Code for functional RNA molecules. removed from RNA before translation. contain elements that regulate gene transcription. Some introns contain other genes nested in them. Exons are dispersed between them.

Question 17

What are the two origins of repetitive elements?

Answer 17

Tandem repeats and interspersed repeats

Question 18

Where are tandem repeats found and what are the three types?

Answer 18

Found in subtelomeres and pericentromeres. Three types are satallites, large and found in centromeric heterochromatin. minisatallites are medium and found in telomeres.
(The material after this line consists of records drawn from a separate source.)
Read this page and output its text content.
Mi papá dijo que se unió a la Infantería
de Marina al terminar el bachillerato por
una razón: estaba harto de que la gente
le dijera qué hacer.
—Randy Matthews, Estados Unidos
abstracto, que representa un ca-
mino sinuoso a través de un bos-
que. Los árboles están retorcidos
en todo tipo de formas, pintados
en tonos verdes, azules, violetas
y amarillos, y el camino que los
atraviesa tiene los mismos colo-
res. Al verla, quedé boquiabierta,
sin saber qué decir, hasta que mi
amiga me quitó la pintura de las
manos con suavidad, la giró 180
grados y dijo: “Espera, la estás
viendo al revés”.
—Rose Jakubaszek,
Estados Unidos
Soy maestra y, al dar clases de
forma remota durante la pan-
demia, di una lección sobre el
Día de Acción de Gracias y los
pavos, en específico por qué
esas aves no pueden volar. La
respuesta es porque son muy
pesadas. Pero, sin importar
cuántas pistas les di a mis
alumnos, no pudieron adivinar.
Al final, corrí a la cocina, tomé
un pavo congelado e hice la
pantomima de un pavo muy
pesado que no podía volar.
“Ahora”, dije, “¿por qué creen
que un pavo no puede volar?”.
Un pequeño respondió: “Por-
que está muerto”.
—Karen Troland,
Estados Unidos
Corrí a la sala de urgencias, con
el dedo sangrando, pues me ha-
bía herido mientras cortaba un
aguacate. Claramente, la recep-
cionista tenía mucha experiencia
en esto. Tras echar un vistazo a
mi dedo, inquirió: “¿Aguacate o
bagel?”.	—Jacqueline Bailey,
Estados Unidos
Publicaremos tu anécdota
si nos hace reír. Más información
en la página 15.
Microsatallites are small and are dispersed

Question 19

What are the two types of transposable element?

Answer 19

DNA transposons and retrotransposons.

Question 20

What are DNA transposons?

Answer 20

Inverted terminal repeats with a single open reading frame that encodes a transposase

Question 21

What are the two types of retrotransposon?

Answer 21

Autonomous and non-autonomous

Question 22

What are the two types of autonomous retrotransposons?

Answer 22

LTRs and non-LTRs

Question 23

What do non-autonomous transposons do?

Answer 23

Hijack the equipment used by the autonomous ones.

Question 24

What % of the entire genome do retrotransposons occupy?

Answer 24

about 10%

Question 25

Why are there so many transposons?

Answer 25

Junk where selection isn’t strong enough to get rid of them. Functional, found to increase expression during cell stress. Chance functionality - some end up being encorporated into regulatory regions of genes (5% of exons thought to have transposon origin in humans).

Question 26

What are the different classes of RNA and why do we have so many?

Answer 26

ribosomal, transfer, antisense, telomerase. Diversity could represent the start of life which was an RNA world

Question 27

How many long, non-coding RNAs are there and what are the majority of these?

Answer 27

around 18,000 and antisense or lincRNA.